Rhona and her son Tim returned to Druid Hill in spring 2017. One of their stops was the block where she grew into adolescence. She paused to have a picture taken of herself sitting on the stoop of her former home at 1825 Madison Ave.
“Most of the people she knew were gone, but there was one elderly woman still left who remembered my mother,” said Tim Johnson. Rhona was pleased to see her old residence still intact. She did lament a bit about the disappearance of the Madison Avenue trolley route and the nearby railroad tracks.
Rhona was part of Baltimore’s social scene, too. As a teenager, she joined the exclusive Elks Lodge in Druid Hill. It is unclear whether she remained a member after she relocated to Philadelphia in 1936. That was the year she met and became engaged to her husband, Ernest Johnson, Sr.
Professionally, Rhona worked as a union presser. When she arrived in Philadelphia, this was one of the stable jobs one could find for those living in North Philadelphia or Port Richmond, where she eventually settled after marriage and reared her 13 children and one nephew. She held her last job for more than 40 years after retiring from the Acme Uniform for Industry, headquartered in Bristol, at the age of 80.
One of Rhona’s special moments occurred this past Mother’s Day, when she was honored at the Upper Room Baptist Church in West Oak Lane, and was recognized for being a devoted mother.. Though her family members were already planning her 100th birthday party in June, Rhona was more interested in this celebration as the family matriarch and in voting for the first time more than any birthday fanfare, her son Tim said. Although Rhona was a member of the Union Baptist Temple Church, she welcomed the red balloons and presents from the Upper Room Baptist church family.

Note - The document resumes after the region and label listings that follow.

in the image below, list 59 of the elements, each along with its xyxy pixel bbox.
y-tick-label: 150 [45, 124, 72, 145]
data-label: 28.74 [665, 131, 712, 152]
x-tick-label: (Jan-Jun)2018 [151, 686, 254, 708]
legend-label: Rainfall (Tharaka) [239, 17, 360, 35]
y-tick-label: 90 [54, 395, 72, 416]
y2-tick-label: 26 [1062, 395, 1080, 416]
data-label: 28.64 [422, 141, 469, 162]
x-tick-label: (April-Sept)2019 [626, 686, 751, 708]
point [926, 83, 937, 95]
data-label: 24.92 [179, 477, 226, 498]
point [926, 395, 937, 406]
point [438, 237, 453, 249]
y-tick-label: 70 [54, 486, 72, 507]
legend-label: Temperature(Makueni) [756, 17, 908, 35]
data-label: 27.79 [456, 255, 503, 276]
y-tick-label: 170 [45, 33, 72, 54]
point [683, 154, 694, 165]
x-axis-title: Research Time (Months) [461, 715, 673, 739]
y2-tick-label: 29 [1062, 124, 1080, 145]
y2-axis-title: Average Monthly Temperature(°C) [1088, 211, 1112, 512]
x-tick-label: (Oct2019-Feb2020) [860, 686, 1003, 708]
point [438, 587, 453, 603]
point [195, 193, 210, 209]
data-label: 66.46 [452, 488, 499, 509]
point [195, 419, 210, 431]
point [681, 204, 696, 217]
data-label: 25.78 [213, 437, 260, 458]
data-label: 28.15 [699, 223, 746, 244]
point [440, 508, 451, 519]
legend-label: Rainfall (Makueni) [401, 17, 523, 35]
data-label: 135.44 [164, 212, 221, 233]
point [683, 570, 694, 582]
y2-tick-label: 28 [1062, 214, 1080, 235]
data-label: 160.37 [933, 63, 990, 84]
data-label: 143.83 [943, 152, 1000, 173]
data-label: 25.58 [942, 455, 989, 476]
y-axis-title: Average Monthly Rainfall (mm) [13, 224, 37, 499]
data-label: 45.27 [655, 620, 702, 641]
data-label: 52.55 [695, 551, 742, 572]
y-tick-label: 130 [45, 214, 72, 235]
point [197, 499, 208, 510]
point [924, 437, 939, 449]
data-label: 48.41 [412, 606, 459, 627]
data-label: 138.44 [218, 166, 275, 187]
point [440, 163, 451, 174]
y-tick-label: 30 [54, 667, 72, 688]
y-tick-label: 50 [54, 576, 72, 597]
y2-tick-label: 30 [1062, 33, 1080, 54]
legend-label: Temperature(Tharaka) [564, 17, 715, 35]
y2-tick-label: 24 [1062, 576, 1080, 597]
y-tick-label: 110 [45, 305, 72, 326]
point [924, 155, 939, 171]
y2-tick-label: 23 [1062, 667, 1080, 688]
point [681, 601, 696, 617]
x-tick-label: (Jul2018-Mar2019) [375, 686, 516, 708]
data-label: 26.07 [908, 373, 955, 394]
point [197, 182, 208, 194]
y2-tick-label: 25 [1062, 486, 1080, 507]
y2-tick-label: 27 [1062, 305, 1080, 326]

Family was the center of Rhona Johnson’s life. She remained married for more than 66 years until her husband’s death on April 19, 2003. Her cousin-in-law, Jean Evans of West Oak Lane, was quick to point out that Rhona’s late husband, Ernest Sr., was the first cousin of her father Bernard Odom, Sr. Consequently, Rhona is related by marriage to Congressman Dwight Evans, who is Odom’s grandson. So, Jean Evans grew up going to the Johnson home in Port Richmond.
“Everyone loved her,” said Evans. “The neighbors and other people in the community loved her. She loved her family and treated so many others as family. That is why she is so special. She believed in the importance of family.”
Rhona Powell Johnson was born on June 6, 1918 in New York City. She died on May 31, 2018 in her Port Richmond home. Besides her husband, Ernest F. Johnson, Sr, Rhona Powell Johnson was preceded in death by her children Ernest F. Johnson, Jr., Ernestine Cook, Robert Johnson, Phillip Johnson, Loretta Johnson, and Delores Smith. She is survived by her children Howard Johnson, Sylvester Johnson, Harvey Johnson, Roberta Johnson, Gwen Dean, Brenda Simmons, and Tim Johnson as well as nephew Harry D. Look, grandchildren, great grandchildren and a host of other relatives. Her celebration of life service was held at Savin Funeral Home in North Philadelphia on what would have been her 100th birthday.